New York Dogfight Over Petfood

For some relief from the apocalyptic doings on the international scene, here’s a New York State dog and cat fight in which we can all hope the animals win. It began with a proposal so dumb you just know it had to come from a politician — in this case, we have a bill introduced by a New York state senator, a Republican from the Big Apple, Frank Padavan, who wants to hit New York state residents — who already pay some of the highest taxes in the country — with a special 3% tax on pet food and pet supplies. The New York Sun broke the news, dubbing Padavan’s plan the Paw and Claw tax, in an April 20 story headlined “Albany Eyes a New Tax — on Pets.” Padavan told the Sun’s reporter, Jacob Gershman, that his aim is to help animals by funneling the pet-care tax into animal shelters. But it sounds like before the esteemed state senator goes any further, he needs to re-visit economics 101. A tax on pet supplies raises the household cost of feeding Fido and the felines, and is thus a disincentive to take on a pet. That means fewer dogs and cats in loving homes, and more on the streets and in the shelters. Which is the very opposite of this kindness to animals that Padavan says he wants to achieve.

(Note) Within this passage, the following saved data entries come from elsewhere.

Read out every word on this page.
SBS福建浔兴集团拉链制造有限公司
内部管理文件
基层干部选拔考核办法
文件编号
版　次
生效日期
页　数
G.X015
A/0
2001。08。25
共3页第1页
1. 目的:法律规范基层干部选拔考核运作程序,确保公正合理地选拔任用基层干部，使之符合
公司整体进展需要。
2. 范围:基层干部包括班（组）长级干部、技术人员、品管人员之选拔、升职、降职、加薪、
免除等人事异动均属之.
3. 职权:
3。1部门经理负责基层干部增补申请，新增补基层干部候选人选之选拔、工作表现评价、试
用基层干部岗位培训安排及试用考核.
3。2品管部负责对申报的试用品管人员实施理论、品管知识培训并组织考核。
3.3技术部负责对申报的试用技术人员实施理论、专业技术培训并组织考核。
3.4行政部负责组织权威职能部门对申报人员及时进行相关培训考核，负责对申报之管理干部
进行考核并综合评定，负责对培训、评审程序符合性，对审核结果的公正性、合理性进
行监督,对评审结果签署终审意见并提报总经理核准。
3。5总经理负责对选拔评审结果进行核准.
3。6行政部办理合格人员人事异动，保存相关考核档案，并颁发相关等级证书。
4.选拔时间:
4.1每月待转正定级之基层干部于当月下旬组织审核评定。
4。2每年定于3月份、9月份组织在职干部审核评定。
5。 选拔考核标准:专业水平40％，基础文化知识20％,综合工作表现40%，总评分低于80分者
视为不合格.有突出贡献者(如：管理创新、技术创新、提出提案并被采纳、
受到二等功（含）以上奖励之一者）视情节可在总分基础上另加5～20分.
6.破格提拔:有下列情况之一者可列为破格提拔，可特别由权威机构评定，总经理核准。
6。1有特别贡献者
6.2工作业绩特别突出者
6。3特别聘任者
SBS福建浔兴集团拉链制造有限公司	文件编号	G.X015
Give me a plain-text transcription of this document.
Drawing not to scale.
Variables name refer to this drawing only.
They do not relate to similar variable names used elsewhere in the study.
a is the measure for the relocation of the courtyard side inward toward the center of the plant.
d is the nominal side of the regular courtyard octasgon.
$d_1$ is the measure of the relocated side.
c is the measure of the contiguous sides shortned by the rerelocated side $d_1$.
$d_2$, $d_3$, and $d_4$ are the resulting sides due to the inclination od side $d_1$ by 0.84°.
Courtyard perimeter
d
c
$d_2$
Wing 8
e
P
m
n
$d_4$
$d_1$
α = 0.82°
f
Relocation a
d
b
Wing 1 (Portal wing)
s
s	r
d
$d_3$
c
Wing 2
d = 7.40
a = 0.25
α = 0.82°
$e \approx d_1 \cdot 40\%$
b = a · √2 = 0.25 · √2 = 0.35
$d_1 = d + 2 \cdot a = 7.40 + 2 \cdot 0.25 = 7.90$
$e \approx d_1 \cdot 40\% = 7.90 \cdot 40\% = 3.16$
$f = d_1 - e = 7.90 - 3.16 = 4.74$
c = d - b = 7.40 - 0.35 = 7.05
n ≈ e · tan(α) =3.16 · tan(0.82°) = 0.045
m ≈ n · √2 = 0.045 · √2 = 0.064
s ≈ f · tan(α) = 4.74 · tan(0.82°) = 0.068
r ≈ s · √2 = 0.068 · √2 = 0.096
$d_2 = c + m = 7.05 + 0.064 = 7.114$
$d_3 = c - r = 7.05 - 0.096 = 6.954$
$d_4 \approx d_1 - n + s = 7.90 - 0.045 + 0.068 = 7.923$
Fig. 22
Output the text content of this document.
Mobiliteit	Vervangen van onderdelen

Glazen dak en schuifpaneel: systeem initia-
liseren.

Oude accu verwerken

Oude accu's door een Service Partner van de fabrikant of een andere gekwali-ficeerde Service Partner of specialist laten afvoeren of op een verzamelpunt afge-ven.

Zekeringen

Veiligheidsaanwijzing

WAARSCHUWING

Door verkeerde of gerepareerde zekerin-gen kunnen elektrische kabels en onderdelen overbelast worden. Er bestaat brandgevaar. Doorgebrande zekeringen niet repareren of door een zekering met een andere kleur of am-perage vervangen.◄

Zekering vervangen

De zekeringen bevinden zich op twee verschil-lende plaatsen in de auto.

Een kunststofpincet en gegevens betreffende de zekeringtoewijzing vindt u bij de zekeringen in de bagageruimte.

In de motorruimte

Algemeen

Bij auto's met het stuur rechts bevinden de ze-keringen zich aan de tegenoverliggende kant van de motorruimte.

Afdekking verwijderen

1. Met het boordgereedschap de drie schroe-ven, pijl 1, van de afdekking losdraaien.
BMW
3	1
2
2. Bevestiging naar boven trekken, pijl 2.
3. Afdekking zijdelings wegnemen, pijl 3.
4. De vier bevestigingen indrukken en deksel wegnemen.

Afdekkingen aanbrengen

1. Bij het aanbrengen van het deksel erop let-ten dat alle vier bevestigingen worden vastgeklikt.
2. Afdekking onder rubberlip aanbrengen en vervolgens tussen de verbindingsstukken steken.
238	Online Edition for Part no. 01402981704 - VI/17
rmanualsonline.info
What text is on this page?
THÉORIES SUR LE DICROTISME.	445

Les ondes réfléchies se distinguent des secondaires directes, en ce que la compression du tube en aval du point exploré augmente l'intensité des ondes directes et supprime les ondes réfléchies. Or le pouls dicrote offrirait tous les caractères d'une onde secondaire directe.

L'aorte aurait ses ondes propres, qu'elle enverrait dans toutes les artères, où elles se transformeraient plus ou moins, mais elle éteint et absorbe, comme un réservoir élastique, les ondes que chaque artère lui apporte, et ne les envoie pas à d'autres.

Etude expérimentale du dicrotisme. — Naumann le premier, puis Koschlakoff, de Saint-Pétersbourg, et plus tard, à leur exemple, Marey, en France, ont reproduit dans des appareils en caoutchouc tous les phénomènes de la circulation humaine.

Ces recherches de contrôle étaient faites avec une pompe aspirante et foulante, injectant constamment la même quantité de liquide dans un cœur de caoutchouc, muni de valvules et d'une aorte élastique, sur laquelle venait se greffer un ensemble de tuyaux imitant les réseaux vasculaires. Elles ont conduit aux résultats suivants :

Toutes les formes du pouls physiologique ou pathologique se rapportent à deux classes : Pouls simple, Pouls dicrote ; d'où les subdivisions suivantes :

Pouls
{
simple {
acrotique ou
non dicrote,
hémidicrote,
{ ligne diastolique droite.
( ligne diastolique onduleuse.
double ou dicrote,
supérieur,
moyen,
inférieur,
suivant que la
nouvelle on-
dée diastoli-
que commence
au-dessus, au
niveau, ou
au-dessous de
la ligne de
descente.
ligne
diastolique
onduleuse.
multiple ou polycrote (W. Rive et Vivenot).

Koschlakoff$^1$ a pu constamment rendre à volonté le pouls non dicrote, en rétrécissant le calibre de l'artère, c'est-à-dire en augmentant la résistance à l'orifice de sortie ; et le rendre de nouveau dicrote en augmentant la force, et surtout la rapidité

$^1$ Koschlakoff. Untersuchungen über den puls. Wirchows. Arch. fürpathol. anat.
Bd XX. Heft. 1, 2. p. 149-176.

Over at Fox News, one of my former colleagues from way-back-when at the Wall Street Journal’s editorial page, David Asman, tried to set the senator straight in a column headlined “A Paw and Claw Tax Will Bite Pet-Owners.” Padavan’s office snarled back, saying the senator stands “adamantly” behind his proposed pet levy. The Sun then took a swipe at the perversity of “The Fido Tax.” Now Asman has another piece out on Paw and Claw, elaborating on how Padavan’s tax is a microcosm of big, bad tax-and-spend government, in which the politicians come out way ahead of those they claim to be helping. Of course, if New York politicians ever got around to actually lowering taxes, New Yorkers who love animals would have more money to donate directly to shelters (instead of having it grabbed by the state and filtered through the bureaucracy). Animal lovers could also afford to take in more pets. Instead, animals in New York state are now about to bear the brunt of tooth and claw taxation. So — what next? Will the senator back off? Or will Albany go ahead and help itself from Fido’s food bowl?